La sexualité de Picasso était dans une certaine mesure liée au machisme espagnol, à la virilité et à la domination masculine, illustrés par le matador, le torero et la corrida. Or, ce rituel sanglant ne symbolise pas la dualité opposant un homme et un taureau mais s'apparente plutôt à un ménage à trois. Le troisième protagoniste est symbolisé par la muleta ou cape rouge signifiant la présence féminine dans ce conflit, à la fois comme incitatrice et protectrice (le sens littéral de muleta est béquille, dont la forme originelle était en V), ce qui suggère qu’elle a pour objectif de soutenir l’homme – comme une mère.. Pourtant, entre les mains du torero, la muleta flotte comme la jupe d’une jeune femme, ce qui provoque le taureau et l’incite à charger (Fig. 3).
Le toréador et le taureau sont fréquemment utilisés comme symboles sexuels dans l’œuvre de Picasso. Le taureau revêt parfois les traits classiques du minautore, le cruel assassin d’hommes héroïques qui possédait les femmes. Le minautore, le taureau et le matador font tous trois parties des projections autobiographiques des diverses représentations personnelles de l’artiste. Le point culminant de la corrida, le rituel de la mise à mort du taureau en lui enfonçant une épée entre les omoplates, ainsi que les moments les plus passionnels de l’acte sexuel, sont délibérément amalgamés dans l’œuvre ultérieure de Picasso (Fig.3).
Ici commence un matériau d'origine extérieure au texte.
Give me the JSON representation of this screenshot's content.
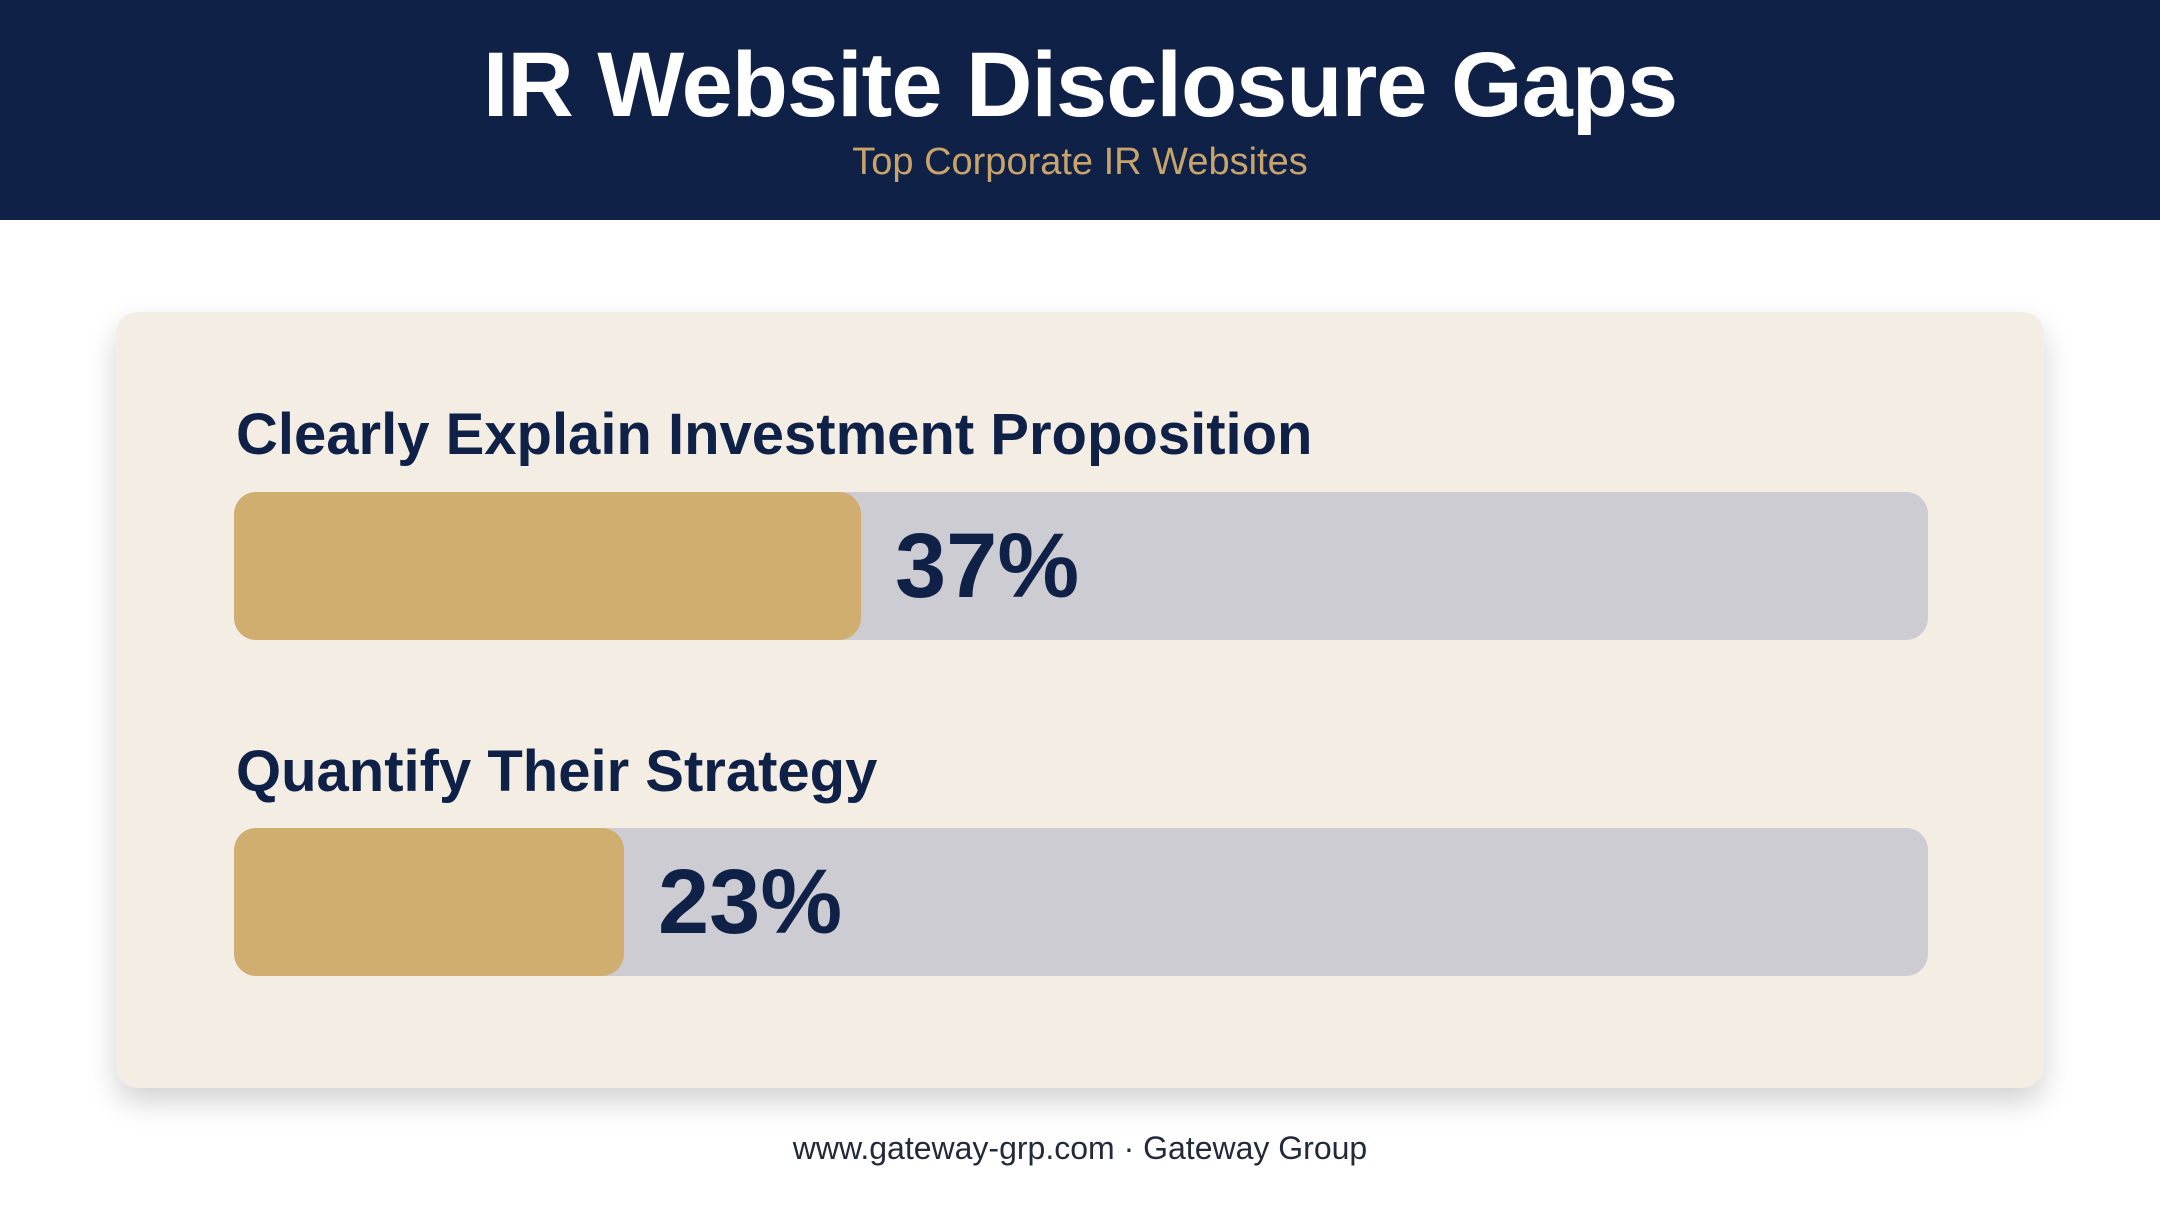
{
  "header": {
    "title": "IR Website Disclosure Gaps",
    "subtitle": "Top Corporate IR Websites"
  },
  "chart_data": {
    "type": "bar",
    "orientation": "horizontal",
    "categories": [
      "Clearly Explain Investment Proposition",
      "Quantify Their Strategy"
    ],
    "values": [
      37,
      23
    ],
    "value_labels": [
      "37%",
      "23%"
    ],
    "unit": "%",
    "xlim": [
      0,
      100
    ],
    "grid": false
  },
  "footer": {
    "text": "www.gateway-grp.com · Gateway Group"
  },
  "colors": {
    "header_bg": "#0f2147",
    "accent": "#cfae6f",
    "track": "#cdccd2",
    "card_bg": "#f4ede4",
    "text_dark": "#0f2147"
  }
}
Alors que le matador tue symboliquement le taureau/minautore pour représenter le rituel de suppression des passions bestiales de l’homme, l’artiste s’autorise ces mêmes passions : son épée est enveloppée dans la muleta. La pulsion sexuelle synonyme de volonté de vivre faisait encore partie de l’agenda de Picasso même dans ses dernières années. En 1966, alors qu’il était âgé de plus de quatre-vingts ans, une opération de la prostate le rendit impuissant. Ce handicap physique le poussa à produire une série d’eaux-fortes aussi troublantes qu’érotiques.